Kafe Tembakau, Ario Sandy
Kafe Tembakau

Icip-icip Mbako di Kafe Tembakau

Icip-icip Mbako di Kafe Tembakau – Nongkrong sore-sore di mbako shop ini ternyata asyik juga. Menghabiskan waktu dengan ngudud-ngudud ria. Kebetulan juga boleh free nglinting beberapa macam tembakau. Ada tembakau Kali Turi, Kasturi, Ungaran, dll.

Tidak pakai malu-malu saya langsung duduk nyenuk melinting beberapa jenis tembakau yang menarik perhatian saya. Dan mulai menghisap satu demi satu lintingan tadi. Sambil kemudian membuka hape dan menonton video para sobat ambyar berpadu suara menyanyikan lagu sang Godfather of Broken Heart pada salah satu konsernya.

Saya tidak sendiri di situ, ada beberapa pemuda lain yang juga tertarik dan mencicipi beberapa sampel tembakau yang disediakan. Mereka juga asik bertukar cerita mengenai pengalamannya merasai berbagai karakter tembakau. Di mbako shop ini memang tempatnya mereka sering bertemu. Tidak mesti saling kenal. Hanya bertemu, lantas ngudud, lantas ngobrol. Mungkin, dulunya daun tembakau itu pernah disabdo para dewa sebagai salah satu medium pemersatu manusia. Jadi, tidak heran kalau sudah sejak dahulu mewarnai silaturahmi antar manusia.

Tempatnya yang nyaman membuat kami para penikmat tembakau ini betah berlama-lama di situ. Walau berada di pinggir jalan besar, tapi tidak terganggu bising lalu lalang kendaraan.

Si ibu pemilik toko juga terlihat sangat welcome. Ia sibuk melayani para pembeli yang datang bergantian. Usianya sudah cukup tua, sepantaran dengan ibu saya.

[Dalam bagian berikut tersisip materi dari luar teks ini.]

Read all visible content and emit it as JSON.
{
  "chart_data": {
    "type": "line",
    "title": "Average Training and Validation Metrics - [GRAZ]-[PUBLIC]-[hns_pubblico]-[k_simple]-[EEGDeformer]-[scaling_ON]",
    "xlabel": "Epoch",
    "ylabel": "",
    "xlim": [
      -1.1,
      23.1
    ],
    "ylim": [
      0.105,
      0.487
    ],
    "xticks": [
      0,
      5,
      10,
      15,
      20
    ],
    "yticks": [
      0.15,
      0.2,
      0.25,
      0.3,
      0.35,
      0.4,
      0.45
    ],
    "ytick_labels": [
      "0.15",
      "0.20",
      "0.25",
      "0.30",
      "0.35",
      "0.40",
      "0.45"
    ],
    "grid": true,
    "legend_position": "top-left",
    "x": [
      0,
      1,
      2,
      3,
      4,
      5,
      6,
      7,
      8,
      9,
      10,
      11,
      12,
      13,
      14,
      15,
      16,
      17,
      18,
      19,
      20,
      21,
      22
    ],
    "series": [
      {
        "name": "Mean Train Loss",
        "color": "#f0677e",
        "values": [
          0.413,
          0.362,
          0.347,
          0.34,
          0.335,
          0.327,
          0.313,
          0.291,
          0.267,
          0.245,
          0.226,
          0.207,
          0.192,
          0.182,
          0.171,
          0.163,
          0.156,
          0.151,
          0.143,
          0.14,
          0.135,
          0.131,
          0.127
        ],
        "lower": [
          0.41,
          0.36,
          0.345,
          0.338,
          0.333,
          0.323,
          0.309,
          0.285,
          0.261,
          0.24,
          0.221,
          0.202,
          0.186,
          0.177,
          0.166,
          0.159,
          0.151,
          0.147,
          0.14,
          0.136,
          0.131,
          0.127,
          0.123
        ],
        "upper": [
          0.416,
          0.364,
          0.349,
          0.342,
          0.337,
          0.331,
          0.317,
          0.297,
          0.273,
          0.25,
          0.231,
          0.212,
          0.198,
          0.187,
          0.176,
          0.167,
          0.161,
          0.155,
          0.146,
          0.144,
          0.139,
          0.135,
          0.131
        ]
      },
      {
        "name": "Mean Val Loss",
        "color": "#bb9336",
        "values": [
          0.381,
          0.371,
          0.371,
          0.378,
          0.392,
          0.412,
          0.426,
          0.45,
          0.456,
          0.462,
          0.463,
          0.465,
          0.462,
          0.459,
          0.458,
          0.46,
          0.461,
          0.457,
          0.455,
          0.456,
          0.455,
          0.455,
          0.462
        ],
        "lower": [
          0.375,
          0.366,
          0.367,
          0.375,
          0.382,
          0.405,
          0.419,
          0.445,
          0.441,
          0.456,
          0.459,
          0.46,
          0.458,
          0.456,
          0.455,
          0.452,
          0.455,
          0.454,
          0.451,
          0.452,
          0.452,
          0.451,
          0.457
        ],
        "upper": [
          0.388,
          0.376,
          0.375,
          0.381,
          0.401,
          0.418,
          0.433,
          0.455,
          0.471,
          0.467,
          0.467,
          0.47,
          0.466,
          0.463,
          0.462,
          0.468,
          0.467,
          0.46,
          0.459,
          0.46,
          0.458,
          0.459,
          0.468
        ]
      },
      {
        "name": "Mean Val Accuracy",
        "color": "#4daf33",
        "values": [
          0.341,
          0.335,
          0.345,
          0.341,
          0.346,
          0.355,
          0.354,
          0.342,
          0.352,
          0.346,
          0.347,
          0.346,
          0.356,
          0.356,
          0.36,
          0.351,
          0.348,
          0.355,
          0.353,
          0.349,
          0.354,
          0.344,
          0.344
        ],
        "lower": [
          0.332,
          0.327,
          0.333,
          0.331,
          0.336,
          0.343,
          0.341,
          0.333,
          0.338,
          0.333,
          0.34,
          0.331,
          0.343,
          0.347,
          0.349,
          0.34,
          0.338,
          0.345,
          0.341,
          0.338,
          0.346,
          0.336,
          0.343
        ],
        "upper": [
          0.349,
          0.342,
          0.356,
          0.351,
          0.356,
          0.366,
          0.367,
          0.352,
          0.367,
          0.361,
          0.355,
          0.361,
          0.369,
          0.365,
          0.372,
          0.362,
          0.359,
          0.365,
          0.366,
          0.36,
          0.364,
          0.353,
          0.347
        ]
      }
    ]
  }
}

Di sela silih bergantinya pembeli yang datang, saya iseng bertanya, “Masih ingat harga kulakan gula atau beras ndak bu?”

“Lha piye to mas…?” jawab si ibu dengan balasan tanya. Agak bingung dia dengan arah pertanyaan itu.

“Ndak bu… kan, biasanya ibu-ibu itu jualannya sembako. Lha ini malah jualan mbako,” ujar saya sambil tertawa kecil. Si ibu ikut tersenyum sembari merapikan toples-toples tembakaunya.

Baca Juga Don't F**k with Cats: Hunting an Internet Killer

Kata si ibu menjelaskan, “Sudah lama saya jualan mbako, mas. Nerusin usaha almarhum suami. Yang penting kan halal, ya saya jalani.”

Beberapa pembeli berdatangan lagi disambut gerak cekatan si ibu meladeni pesanan mereka, membuat saya urung melanjutkan obrolan. Lebih baik saya kembali ke tempat semula dan melanjutkan menonton video konser sang Godfather of Broken Heart tadi.

Tidak terasa langit beranjak gelap, dan saya memutuskan untuk pulang setelah memesan Kasturi Jepun dan Mole Bandung. Tapi tidak ketinggalan tetap mengantongi rasa syukur dan gembira, ternyata masih ada spot ngudud yang menyegarkan di kota ini. Karena hari-hari ini napas sudah terlalu sesak dengan kepulan asap kabar tentang Corona.